Parent and Family Programs

Parent and Family Handbook

Supporting your son or daughter


Tip # 1: Don't Ask Them If They're Homesick
A student once said, "The idea of being homesick didn't even occur to me, with all the new things that were going on, until my mom called one of the first weekends and asked, 'Are you homesick?' Then it hit me." However, if a bout of homesickness strikes, keep in mind that numerous programs and services exist at BGSU to assist new students throughout their first year of college.

 
Tip # 2: Write (Even if They Don't Write Back)
Although new college students are typically eager to experience all the away-from-home independence they can in those first weeks, most are still anxious for family ties and the security those ties bring. Students love to receive mail. Clippings from the hometown newspaper, packages of cookies and even postcards can be shared with their newfound friends.

 
Tip # 3: Expect Change
Your son or daughter will change. College and the experiences associated with it can effect changes in social, vocational and personal behavior and choices. It's natural, inevitable and it can be inspiring. Often though, it's a pain in the neck.

You can't stop change, you may never understand it, but it is within your power (and to you and your son or daughter's advantage) to accept it. Remember that your son or daughter will be basically the same person that you sent away to school, even if he or she returns for Thanksgiving break with a different hairstyle, eats different foods or discusses a lot of new ideas.

 
Tip # 4: Don't Worry (Too Much)
About Stressed-Out Phone Calls or Email Messages Parenting can be a thankless job, especially during the college years. When problems become too much for a first-year student to handle (a flunked test, ended relationship and shrunken T-shirt all in one day), one place to turn, write or dial is home. Unfortunately, this may be the only time that the urge to communicate is felt so strongly that you never get to hear about the "A" paper, the new friend or domestic triumph.
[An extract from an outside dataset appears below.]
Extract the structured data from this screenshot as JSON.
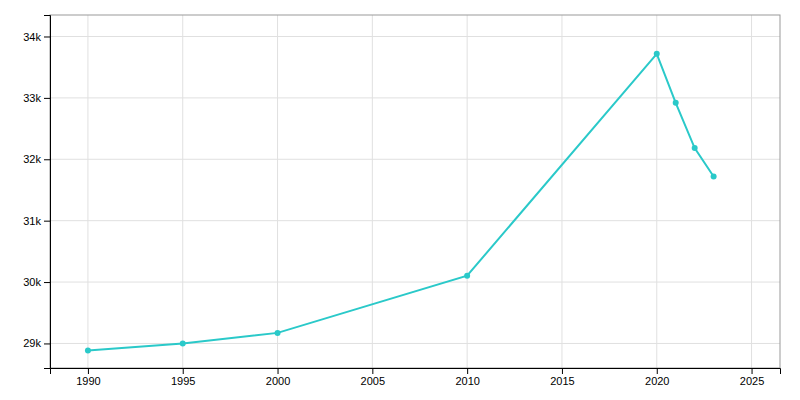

Be patient with those "nothing-is-going-right-I-hate-this-place" phone calls, letters or emails. You're providing a real service as an advice dispenser, sympathetic ear and punching bag. Sometimes it's a service that makes you feel lousy, but it works wonders for a frustrated student.

 
Tip # 5: Trust Them
Finding oneself is a difficult-enough process without feeling that the people whose opinions you respect most are second-guessing your own second-guessing. One of the most important things one mom ever wrote to her son in his four years at college was this: "I love you and want for you all the things that make you happiest; and I guess you , not I, are the one who knows best what those things are." She wrote that during his senior year. Certainly, a note like this would mean as much to your son or daughter now as it did to this student during his senior year.